Most Dangerous Piece Of Equipment On The Road?
One of the guys in the office has a yacht. I’m not talking about a dinghy, but a proper, pucker yacht. The kind of thing that you could use for sailing across oceans in comfort and style.
Anyway, he says that the most dangerous thing on a boat is the calendar . You head off over the North Sea for a long weekend in Amsterdam, and as soon as you arrive, the weather turns, bringing high winds and high seas in to make your return journey anything but plain sailing.
So instead of enjoying yourself in Amsterdam, you spend anxious hours watching the weather forecast, and glancing every few minutes at the calendar. Because you just have to get back to work on Tuesday . . .

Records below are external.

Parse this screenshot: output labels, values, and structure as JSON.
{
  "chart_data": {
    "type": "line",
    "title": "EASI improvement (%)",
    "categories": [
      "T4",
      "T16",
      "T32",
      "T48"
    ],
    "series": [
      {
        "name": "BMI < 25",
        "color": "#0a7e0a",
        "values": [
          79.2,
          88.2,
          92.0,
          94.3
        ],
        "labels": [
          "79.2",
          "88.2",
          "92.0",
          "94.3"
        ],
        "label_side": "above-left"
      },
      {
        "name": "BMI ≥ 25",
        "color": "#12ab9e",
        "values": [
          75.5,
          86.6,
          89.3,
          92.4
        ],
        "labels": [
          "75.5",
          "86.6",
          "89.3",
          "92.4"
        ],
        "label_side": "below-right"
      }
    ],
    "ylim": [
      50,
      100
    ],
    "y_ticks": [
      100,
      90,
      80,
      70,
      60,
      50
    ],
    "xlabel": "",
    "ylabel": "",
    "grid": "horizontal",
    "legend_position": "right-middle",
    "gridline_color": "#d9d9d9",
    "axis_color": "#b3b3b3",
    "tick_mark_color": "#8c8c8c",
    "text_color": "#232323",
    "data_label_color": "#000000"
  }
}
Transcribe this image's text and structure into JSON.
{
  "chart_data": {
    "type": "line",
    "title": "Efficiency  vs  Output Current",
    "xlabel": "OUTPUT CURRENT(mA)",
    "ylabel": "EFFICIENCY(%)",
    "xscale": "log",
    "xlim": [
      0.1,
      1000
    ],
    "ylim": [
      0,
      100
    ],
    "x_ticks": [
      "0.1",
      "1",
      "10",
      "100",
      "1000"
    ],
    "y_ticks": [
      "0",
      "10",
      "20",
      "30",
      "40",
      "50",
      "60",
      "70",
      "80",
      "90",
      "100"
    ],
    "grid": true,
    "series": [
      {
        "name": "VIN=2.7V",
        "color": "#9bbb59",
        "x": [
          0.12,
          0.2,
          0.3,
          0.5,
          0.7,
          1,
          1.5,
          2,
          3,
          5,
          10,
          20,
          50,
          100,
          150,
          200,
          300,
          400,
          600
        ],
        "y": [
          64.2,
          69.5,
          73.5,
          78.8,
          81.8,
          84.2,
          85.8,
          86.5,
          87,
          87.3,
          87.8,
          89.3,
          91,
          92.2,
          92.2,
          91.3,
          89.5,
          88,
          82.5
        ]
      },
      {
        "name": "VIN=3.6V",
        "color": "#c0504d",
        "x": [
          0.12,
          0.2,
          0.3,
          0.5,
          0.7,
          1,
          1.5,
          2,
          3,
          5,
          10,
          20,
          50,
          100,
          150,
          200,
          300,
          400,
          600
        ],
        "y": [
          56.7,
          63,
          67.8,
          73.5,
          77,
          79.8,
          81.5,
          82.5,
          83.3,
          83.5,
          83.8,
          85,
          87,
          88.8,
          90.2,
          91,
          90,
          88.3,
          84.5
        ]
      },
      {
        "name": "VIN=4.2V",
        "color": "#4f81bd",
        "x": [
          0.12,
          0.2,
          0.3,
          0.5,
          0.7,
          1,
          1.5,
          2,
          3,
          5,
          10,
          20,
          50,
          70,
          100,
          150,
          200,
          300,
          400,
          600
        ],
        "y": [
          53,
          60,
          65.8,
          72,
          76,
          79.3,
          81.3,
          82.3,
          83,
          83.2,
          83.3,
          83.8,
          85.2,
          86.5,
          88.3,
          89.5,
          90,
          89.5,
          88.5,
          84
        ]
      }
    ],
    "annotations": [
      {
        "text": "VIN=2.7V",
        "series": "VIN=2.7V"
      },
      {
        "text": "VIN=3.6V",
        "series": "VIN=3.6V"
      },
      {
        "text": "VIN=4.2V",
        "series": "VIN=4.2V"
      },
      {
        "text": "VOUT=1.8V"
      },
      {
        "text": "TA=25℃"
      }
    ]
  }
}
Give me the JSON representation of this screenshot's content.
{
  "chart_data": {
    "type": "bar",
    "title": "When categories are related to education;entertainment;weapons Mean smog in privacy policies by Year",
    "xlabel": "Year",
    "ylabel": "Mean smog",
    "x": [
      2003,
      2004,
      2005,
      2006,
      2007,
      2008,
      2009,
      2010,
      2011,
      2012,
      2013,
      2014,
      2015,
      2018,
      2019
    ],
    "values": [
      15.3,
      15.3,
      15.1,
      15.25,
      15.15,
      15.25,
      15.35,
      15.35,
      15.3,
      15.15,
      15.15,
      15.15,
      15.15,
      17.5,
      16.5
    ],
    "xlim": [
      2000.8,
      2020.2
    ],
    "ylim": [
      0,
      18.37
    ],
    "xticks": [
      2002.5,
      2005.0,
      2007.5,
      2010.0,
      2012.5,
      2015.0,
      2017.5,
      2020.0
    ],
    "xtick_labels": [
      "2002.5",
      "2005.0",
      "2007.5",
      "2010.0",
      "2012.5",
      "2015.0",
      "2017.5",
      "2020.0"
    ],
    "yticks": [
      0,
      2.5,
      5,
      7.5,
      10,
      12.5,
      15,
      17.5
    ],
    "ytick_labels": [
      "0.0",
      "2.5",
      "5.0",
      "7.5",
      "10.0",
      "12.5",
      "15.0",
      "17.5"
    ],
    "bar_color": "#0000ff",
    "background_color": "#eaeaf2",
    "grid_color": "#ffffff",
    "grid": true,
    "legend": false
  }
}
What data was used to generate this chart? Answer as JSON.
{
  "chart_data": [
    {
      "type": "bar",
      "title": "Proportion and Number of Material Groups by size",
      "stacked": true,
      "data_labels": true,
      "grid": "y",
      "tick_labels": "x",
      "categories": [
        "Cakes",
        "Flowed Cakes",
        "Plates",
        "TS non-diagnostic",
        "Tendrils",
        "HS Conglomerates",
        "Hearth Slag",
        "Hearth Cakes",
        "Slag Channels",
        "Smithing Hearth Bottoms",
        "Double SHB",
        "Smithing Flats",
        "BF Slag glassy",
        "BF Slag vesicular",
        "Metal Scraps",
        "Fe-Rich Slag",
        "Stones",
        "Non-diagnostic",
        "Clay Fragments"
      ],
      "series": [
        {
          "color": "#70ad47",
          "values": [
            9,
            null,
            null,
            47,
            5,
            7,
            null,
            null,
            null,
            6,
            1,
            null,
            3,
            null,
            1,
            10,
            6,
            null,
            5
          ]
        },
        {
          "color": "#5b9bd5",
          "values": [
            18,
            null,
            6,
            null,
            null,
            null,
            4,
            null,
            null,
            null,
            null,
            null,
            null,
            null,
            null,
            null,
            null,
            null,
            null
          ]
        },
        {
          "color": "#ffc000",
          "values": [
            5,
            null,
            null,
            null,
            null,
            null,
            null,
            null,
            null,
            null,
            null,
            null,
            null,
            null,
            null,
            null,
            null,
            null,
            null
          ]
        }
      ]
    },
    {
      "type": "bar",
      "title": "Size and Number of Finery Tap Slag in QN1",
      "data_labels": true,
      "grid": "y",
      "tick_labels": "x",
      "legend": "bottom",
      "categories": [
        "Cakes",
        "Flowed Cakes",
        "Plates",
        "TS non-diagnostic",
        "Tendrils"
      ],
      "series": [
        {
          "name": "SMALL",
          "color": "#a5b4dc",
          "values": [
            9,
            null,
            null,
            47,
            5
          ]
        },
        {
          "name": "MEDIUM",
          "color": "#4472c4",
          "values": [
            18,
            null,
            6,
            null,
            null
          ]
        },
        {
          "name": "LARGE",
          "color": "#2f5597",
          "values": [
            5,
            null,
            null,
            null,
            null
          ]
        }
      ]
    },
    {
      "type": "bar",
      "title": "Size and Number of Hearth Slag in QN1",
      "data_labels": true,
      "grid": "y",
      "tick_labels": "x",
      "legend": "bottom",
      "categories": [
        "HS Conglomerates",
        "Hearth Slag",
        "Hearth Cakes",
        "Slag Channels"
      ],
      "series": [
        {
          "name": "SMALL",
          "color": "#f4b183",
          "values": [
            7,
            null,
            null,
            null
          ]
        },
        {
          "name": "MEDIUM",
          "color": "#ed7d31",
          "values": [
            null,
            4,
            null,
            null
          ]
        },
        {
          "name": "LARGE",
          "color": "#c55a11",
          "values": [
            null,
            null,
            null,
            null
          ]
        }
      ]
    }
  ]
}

. . . you leave it as long as you can, but then decide that you just have to sail across the sea in weather that you’d have never considered facing from your home port. You end up doing stupid, dangerous things, because you’re a slave to the calendar.
So what’s the equivalent on the roads?
Yep. The clock.
Focused on this, people will cast aside their better judgment, civility, and any consideration for others. They’ll cut up doctors in their rush to visit people in hospital:
… duck in front of recumbents in That London:
… drive the wrong side of traffic islands:
… ignore oncoming traffic (if it gets too close, you can always push the bike off the road with minimal damage to your own vehicle):
… and generally act like the hare of Aesop’s Fable:
Strangely enough, when I’m in traffic and there’s a patient driver behind me, I get even more nervous. Like the soldiers from the First World War trenches sharing a match , I fear the driver behind the patient one, and the one behind that, who cannot see the cause for the few seconds delay he’s experiencing. Those few seconds can lead to pent-up frustration as the clock’s second-hand ticks away, and I’m pretty sure that frustration isn’t a good thing when in charge of several tons of metal.
The underlying cause for this is probably NOT that the drivers concerned are Bad People, but that they’ve become slaves to the clock. There’s even academic research on this, with a famous experiment in which self-confessed Good Samaritans would pass by on the other side when they were up against a deadline - ironically enough, a deadline for a speaking engagement on the parable of the good Samaritan!